The closest commandment to this is that all of Israel show themselves at the Temple (which today does not exist) three times a year on designated days. That is not the same thing that is being discussed in Hebrews chapter 10, but it is the only commandment to congregate that is in the Bible, and today, it is impossible to perform this command.

 
Assembling Together of Ourselves
Now that we see that regular congregation is NOT a commandment of our god, let’s take it for what it is – a WONDERFUL PRACTICE – and see how we can and should do it. The first thing we want to understand is – who is involved. OURSELVES. And who are “we?”

2Cor. 6:14 Do not be bound together with unbelievers; for what partnership have righteousness and lawlessness, or what fellowship has light with darkness?

Whoah, did you read that just now? There are “righteous” people in this world, and there are “lawless” people and these two people are on opposite sides of the fence. And what “Law” are we talking about here? The Law of Moses – Torah.

So I have decided that I should and desire to congregate. I keep Torah. I obey the commandments.
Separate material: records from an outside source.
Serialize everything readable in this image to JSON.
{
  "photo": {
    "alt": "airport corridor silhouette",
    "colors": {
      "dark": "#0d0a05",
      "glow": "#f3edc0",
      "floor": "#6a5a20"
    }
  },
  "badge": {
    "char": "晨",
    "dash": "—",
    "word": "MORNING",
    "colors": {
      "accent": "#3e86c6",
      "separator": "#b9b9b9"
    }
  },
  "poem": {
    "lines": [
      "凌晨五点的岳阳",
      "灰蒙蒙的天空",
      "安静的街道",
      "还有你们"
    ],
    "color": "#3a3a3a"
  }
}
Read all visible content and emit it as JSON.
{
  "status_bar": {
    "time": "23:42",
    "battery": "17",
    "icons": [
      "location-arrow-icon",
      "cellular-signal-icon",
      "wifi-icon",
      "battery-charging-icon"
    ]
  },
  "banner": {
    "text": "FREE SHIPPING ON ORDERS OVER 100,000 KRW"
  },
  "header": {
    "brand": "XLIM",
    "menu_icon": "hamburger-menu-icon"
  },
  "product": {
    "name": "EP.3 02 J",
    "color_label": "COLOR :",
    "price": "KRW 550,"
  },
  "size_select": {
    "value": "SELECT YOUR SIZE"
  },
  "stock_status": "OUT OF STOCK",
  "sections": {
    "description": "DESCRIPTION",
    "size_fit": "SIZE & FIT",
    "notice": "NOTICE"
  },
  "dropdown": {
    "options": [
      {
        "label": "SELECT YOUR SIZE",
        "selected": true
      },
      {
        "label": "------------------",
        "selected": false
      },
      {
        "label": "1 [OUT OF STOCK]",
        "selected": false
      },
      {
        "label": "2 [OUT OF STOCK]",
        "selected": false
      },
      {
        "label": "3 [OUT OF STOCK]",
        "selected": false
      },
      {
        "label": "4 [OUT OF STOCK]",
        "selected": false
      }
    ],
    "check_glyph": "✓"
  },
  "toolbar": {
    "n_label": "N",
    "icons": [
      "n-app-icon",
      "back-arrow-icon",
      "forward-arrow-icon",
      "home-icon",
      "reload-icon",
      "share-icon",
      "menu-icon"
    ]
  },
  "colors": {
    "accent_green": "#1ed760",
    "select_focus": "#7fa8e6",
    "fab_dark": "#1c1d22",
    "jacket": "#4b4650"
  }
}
Now – CAN I join myself to a Christian church that teaches that the Law of Moses was abolished, doesn’t apply to Gentiles, is only for Jews and lives in blatant disregard of the whole thing? According to what you read just above – CERTAINLY NOT!

“Righteous people” are people who live ‘right’ before the law by not breaking it. Lawless people are people who do not HAVE the law and thus don’t obey it. These two peoples CANNOT congregate together.

So congregating regularly is GREAT and IMPORTANT, but equally important is understanding WITH WHOM we are to congregate.